返回一个数组,第一个元素是第一个数组中要交换的元素,第二个元素是第二个数组中要交换的元素。若有多个答案,返回任意一个均可。若无满足条件的数值,返回空数组。
示例:
输入: array1 = [4, 1, 2, 1, 1, 2], array2 = [3, 6, 3, 3]
输出: [1, 3]
示例:
输入: array1 = [1, 2, 3], array2 = [4, 5, 6]
输出: []
提示:
1 <= array1.length, array2.length <= 100000
解法
方法一:哈希表
我们先求出两个数组的和,然后计算两个数组和的差值 \(diff\)。如果 \(diff\) 为奇数,则说明两个数组的和不可能相等,直接返回空数组。
如果 \(diff\) 为偶数,那么我们可以遍历其中一个数组,假设当前遍历到的元素为 \(a\),则另一个数组中需要找到一个元素 \(b\),使得 \(a - b = diff / 2\),即 \(b = a - diff / 2\)。我们可以使用哈希表来快速查找 \(b\) 是否存在。如果存在,则说明找到了一对符合条件的元素,直接返回即可。

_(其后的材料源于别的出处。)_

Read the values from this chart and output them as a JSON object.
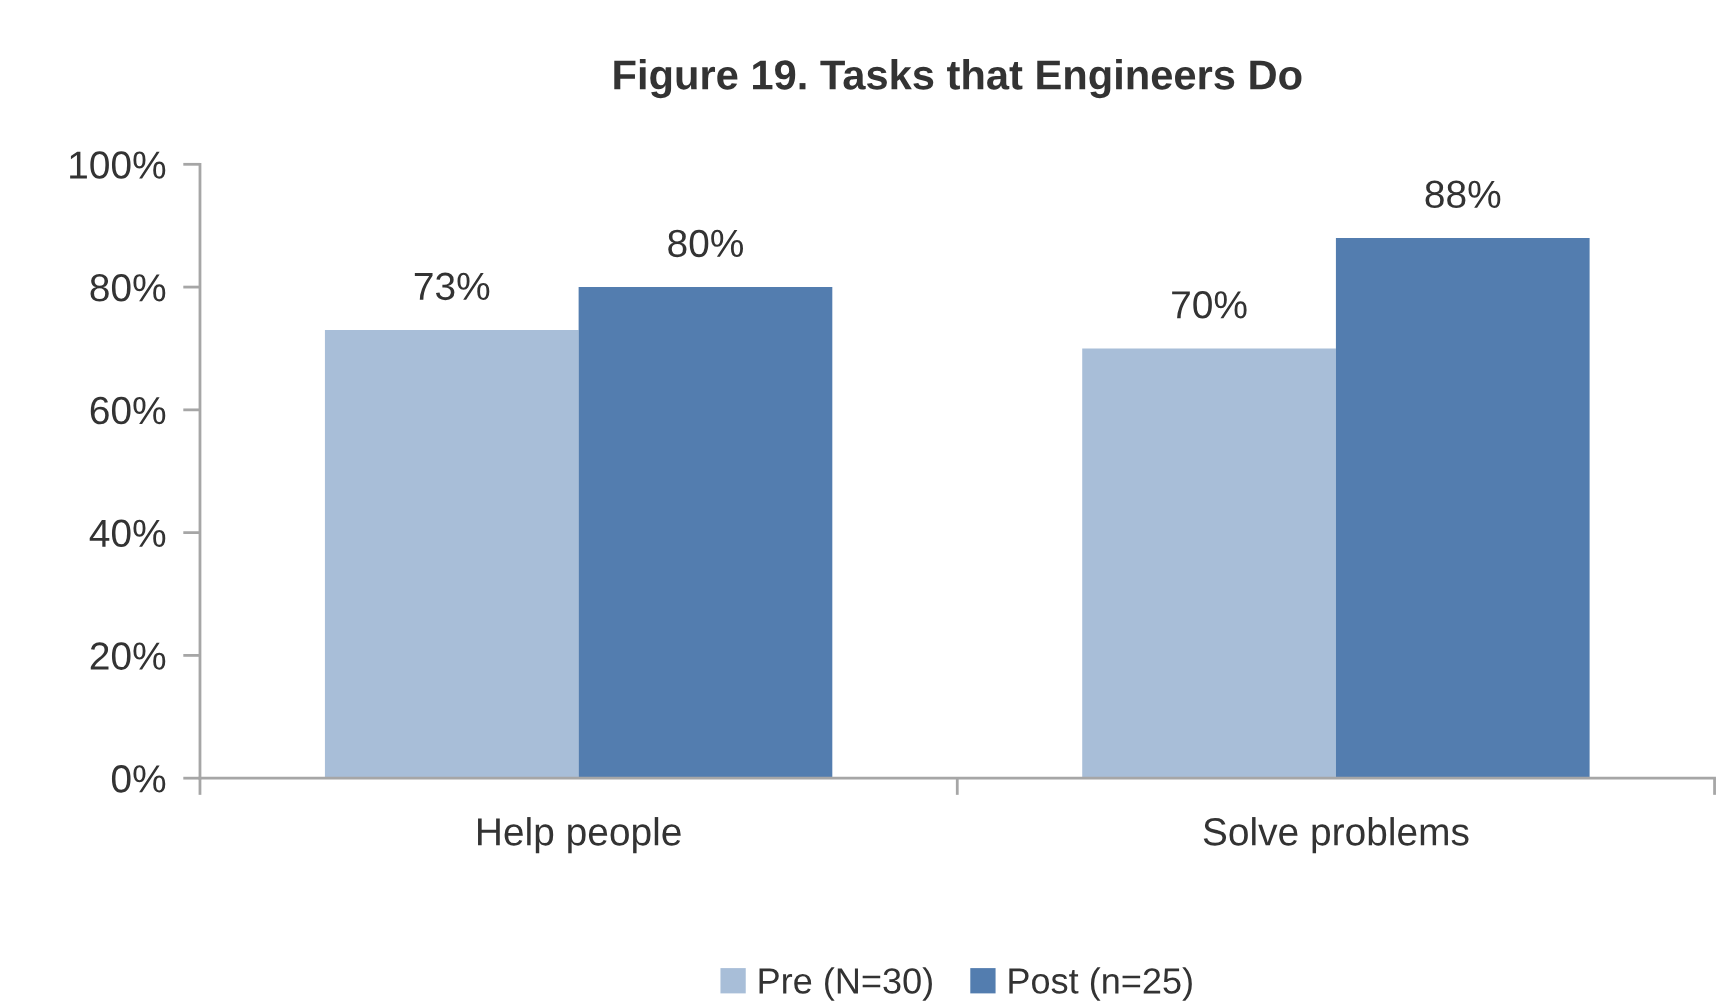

时间复杂度 \(O(m + n)\),空间复杂度 \(O(n)\)。其中 \(m\) 和 \(n\) 分别为两个数组的长度。
| class Solution:
def findSwapValues(self, array1: List[int], array2: List[int]) -> List[int]:
diff = sum(array1) - sum(array2)
if diff & 1:
return []
diff >>= 1
s = set(array2)
for a in array1:
if (b := (a - diff)) in s:
return [a, b]
return []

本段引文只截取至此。